What did prosecution witnesses testify about Conan Hayes and the hard drives in the Tina Peters trial?
Executive summary
Prosecution witnesses described a coordinated effort in May 2021 in which an outsider identified by prosecutors as Conan Hayes was covertly brought into Mesa County’s secure “trusted build” to copy election-system data, with photos and disk images later appearing online; witnesses said county badge misuse, a mailed package and disabled cameras were central to that scheme [1] [2] [3]. Witness testimony tied county employees and associates of Tina Peters to helping Hayes gain access, and prosecutors presented testimony that the images and a hard drive containing passwords ended up in California and on conspiracy forums [4] [5] [6].
1. Prosecution’s core narrative: an outsider brought in using a stolen identity
Multiple prosecution witnesses testified that Peters allowed an individual into the secure update who was represented to officials as county employee Gerald Wood but was actually Conan Hayes, a California resident described in reporting as a self‑styled data expert and believer in 2020 election conspiracy theories; prosecutors say Hayes used Wood’s badge to enter the trusted build for a software update in May 2021 [2] [1] [7].
2. Badge procurement and inside cooperation: testimony from Knisley and others
Brenda Knisley, Peters’ former deputy who later pleaded guilty and cooperated, testified that she helped obtain a security badge tied to Gerald Wood and that she understood that the badge would be used by another man — identified by prosecutors as Hayes — to access the voting machines [4]. Other prosecution witnesses corroborated a pattern of internal assistance that enabled an unauthorized person to be present during the trusted build [8].

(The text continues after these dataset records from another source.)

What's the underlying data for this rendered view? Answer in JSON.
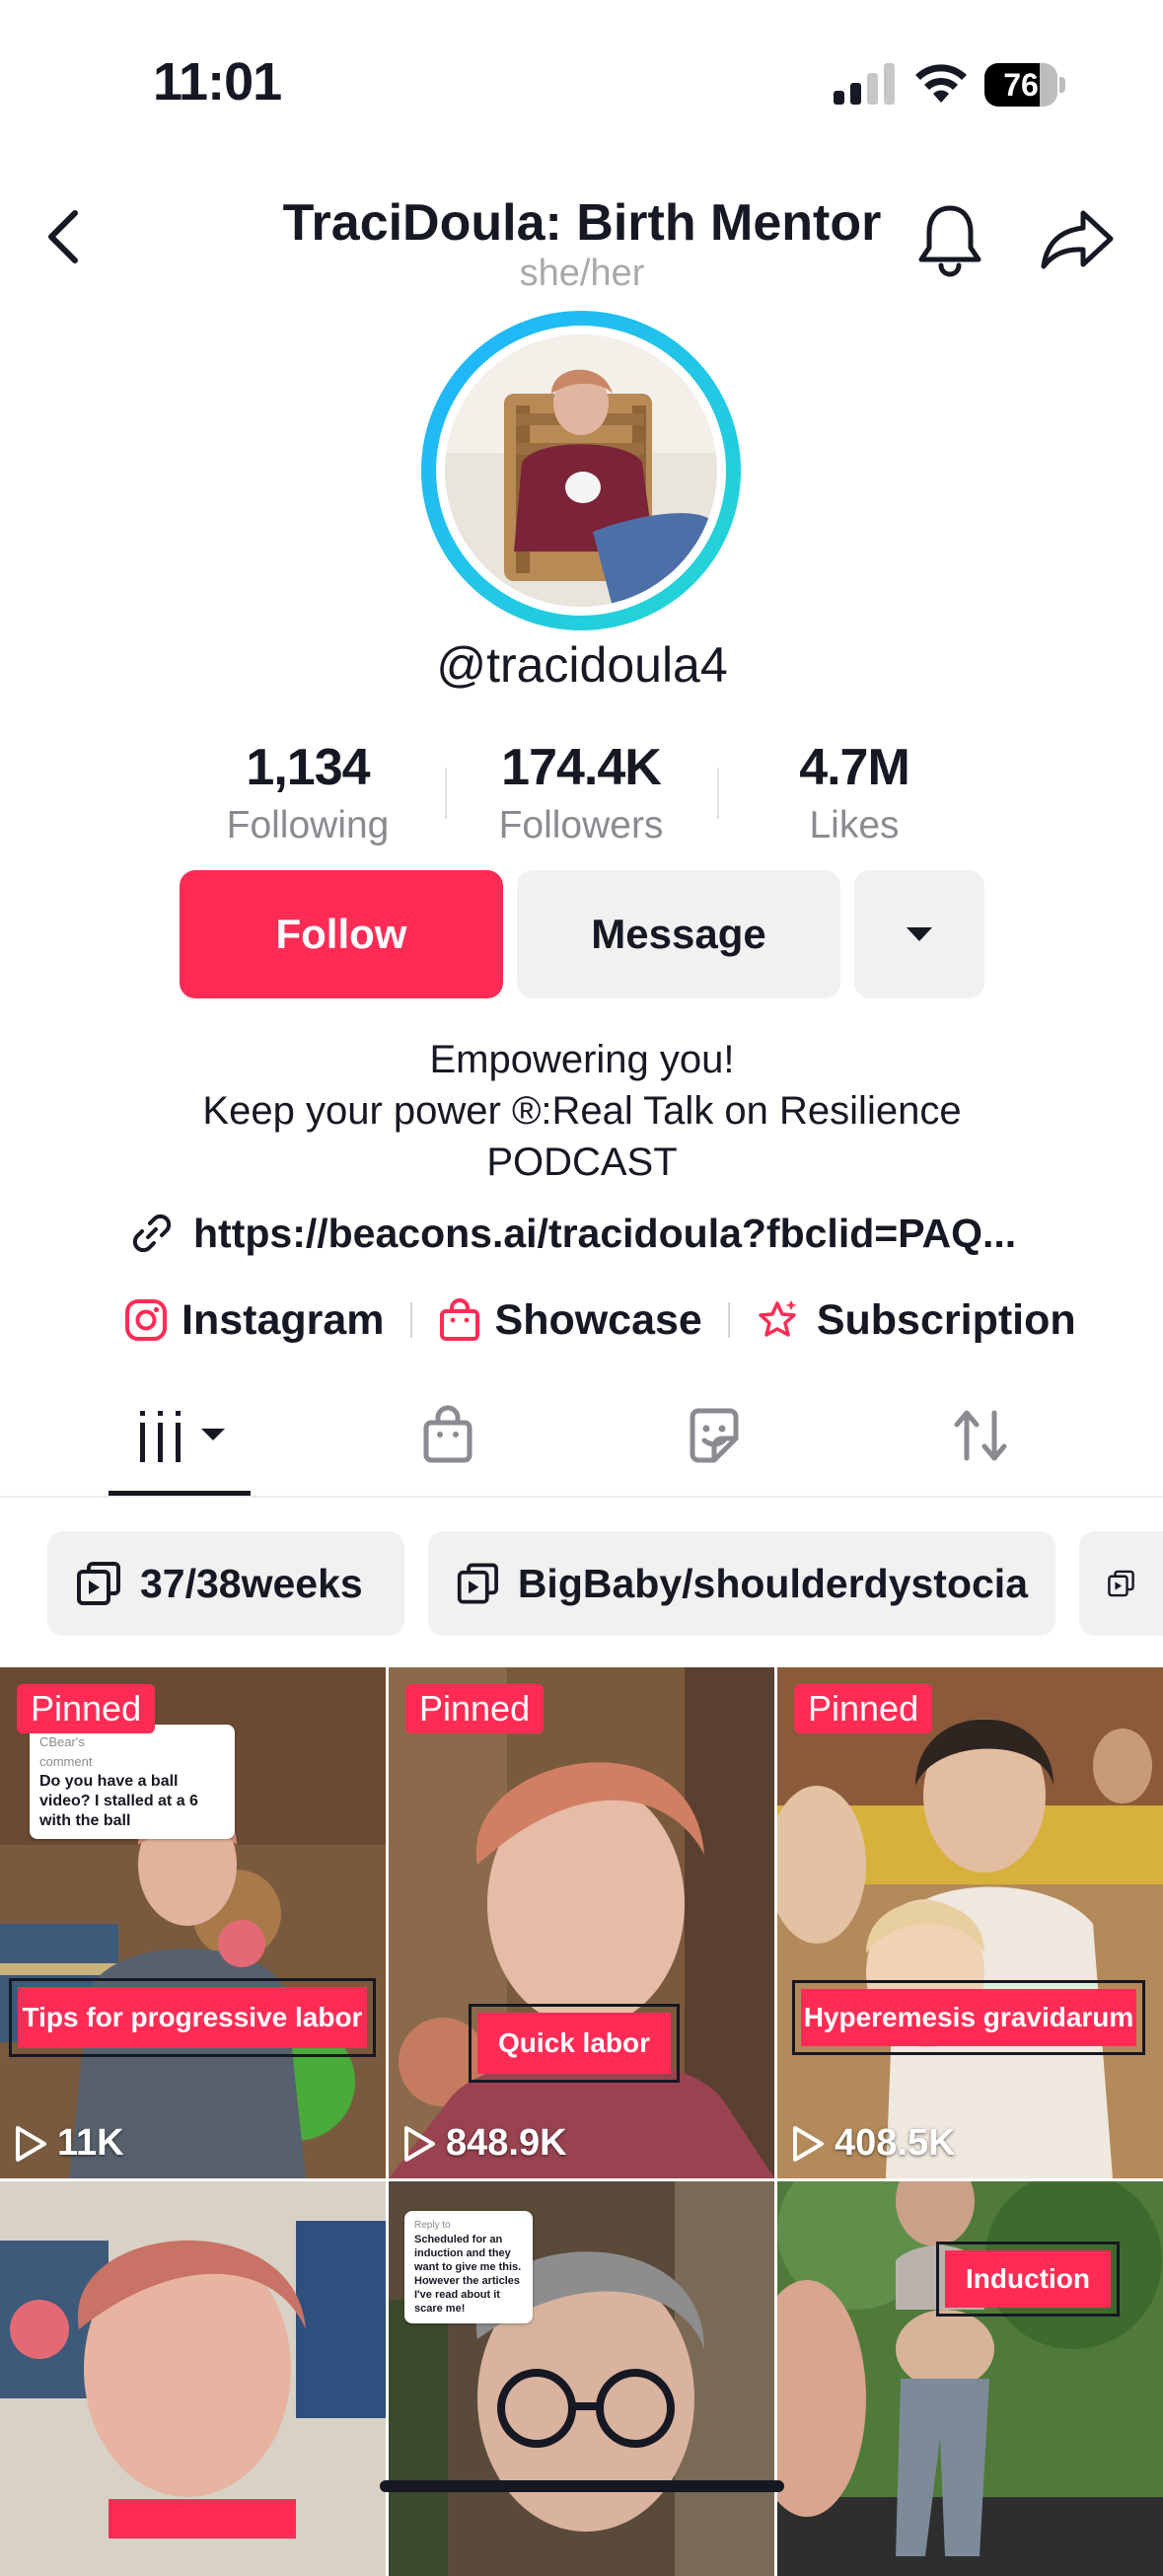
{
  "status_bar": {
    "time": "11:01",
    "battery": "76",
    "battery_level": 0.76
  },
  "header": {
    "title": "TraciDoula: Birth Mentor",
    "pronouns": "she/her"
  },
  "profile": {
    "handle": "@tracidoula4",
    "stats": [
      {
        "value": "1,134",
        "label": "Following"
      },
      {
        "value": "174.4K",
        "label": "Followers"
      },
      {
        "value": "4.7M",
        "label": "Likes"
      }
    ],
    "buttons": {
      "follow": "Follow",
      "message": "Message"
    },
    "bio": [
      "Empowering you!",
      "Keep your power ®:Real Talk on Resilience",
      "PODCAST"
    ],
    "link": "https://beacons.ai/tracidoula?fbclid=PAQ...",
    "socials": [
      "Instagram",
      "Showcase",
      "Subscription"
    ]
  },
  "playlists": [
    "37/38weeks",
    "BigBaby/shoulderdystocia"
  ],
  "videos": [
    {
      "pinned": "Pinned",
      "caption": "Tips for progressive labor",
      "views": "11K",
      "comment": "Do you have a ball video? I stalled at a 6 with the ball",
      "comment_head": "comment",
      "comment_author": "CBear's"
    },
    {
      "pinned": "Pinned",
      "caption": "Quick labor",
      "views": "848.9K"
    },
    {
      "pinned": "Pinned",
      "caption": "Hyperemesis gravidarum",
      "views": "408.5K"
    },
    {
      "caption": ""
    },
    {
      "comment": "Scheduled for an induction and they want to give me this. However the articles I've read about it scare me!",
      "comment_head": "Reply to"
    },
    {
      "caption": "Induction"
    }
  ],
  "colors": {
    "accent": "#fe2c55",
    "text": "#161823",
    "muted": "#8a8b91",
    "chip": "#f1f1f2"
  }
}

3. The hard drive, package, and photos: physical trail presented in court
Employees testified that a hard drive containing Mesa County passwords and forensic images was created and that someone mailed a package containing confidential election information to Conan Hayes in California, according to investigators and testimony presented by prosecutors [3] [5] [9]. Witnesses also described unauthorized photographs taken of equipment and passwords during the update that later circulated online, which triggered the Secretary of State’s investigation [10] [11].
4. Secret recordings, disabled cameras, and contemporaneous alarm
Prosecution witnesses, including elections staff who made a clandestine recording of a May 2021 meeting, testified that Peters ordered surveillance cameras turned off during the late-night activity, and that the unusual timing and camera shutdown were part of the prosecution’s depiction of a planned effort to clandestinely copy machines [8] [2]. Those recordings and security logs were used to connect personnel movements and timing to the alleged breach [8].
5. Hayes’ online role and the public leak: testimony tying him to postings
Prosecutors pointed to testimony and later events showing that images and disk images tied to Mesa County’s systems were published to conspiracy channels and that a hard drive with sensitive information was mailed to Hayes; reporting notes that images of hard drives and software were later posted on fringe forums, which precipitated the official inquiry [3] [6]. Witnesses said the timing of the images and the presence of the outsider at the trusted build were causally linked in investigators’ accounts [11].
6. Limits, defense counterclaims, and evidentiary boundaries in court
The defense emphasized alternate explanations: some witnesses supporting the defense said Wood consented or was aligned, and Sherronna Bishop testified she helped introduce Hayes and claimed coordination among Peters, Wood and others [7] [1]. The defense also sought to argue Peters believed Hayes was a government informant, but the judge barred that claim from jurors after prosecutors said there was no evidence he was an informant [1] [11]. Hayes himself was not charged in the prosecution’s case, and some contested messages and Signal chats shown in court were restricted or not independently authenticated [2] [12].
7. Outcome and prosecutorial portrait of responsibility
Prosecutors used the cumulative testimony — badge misuse, an allegedly mailed hard drive, photos and disabled cameras — to depict a deliberate scheme that Peters facilitated; reporting indicates the jury later convicted Peters on multiple counts and that prosecutors said Hayes created and posted the images that triggered the investigation [1] [6]. Reporting also documents plea deals for cooperating witnesses like Knisley, which the prosecution relied upon to reconstruct events [4] [10].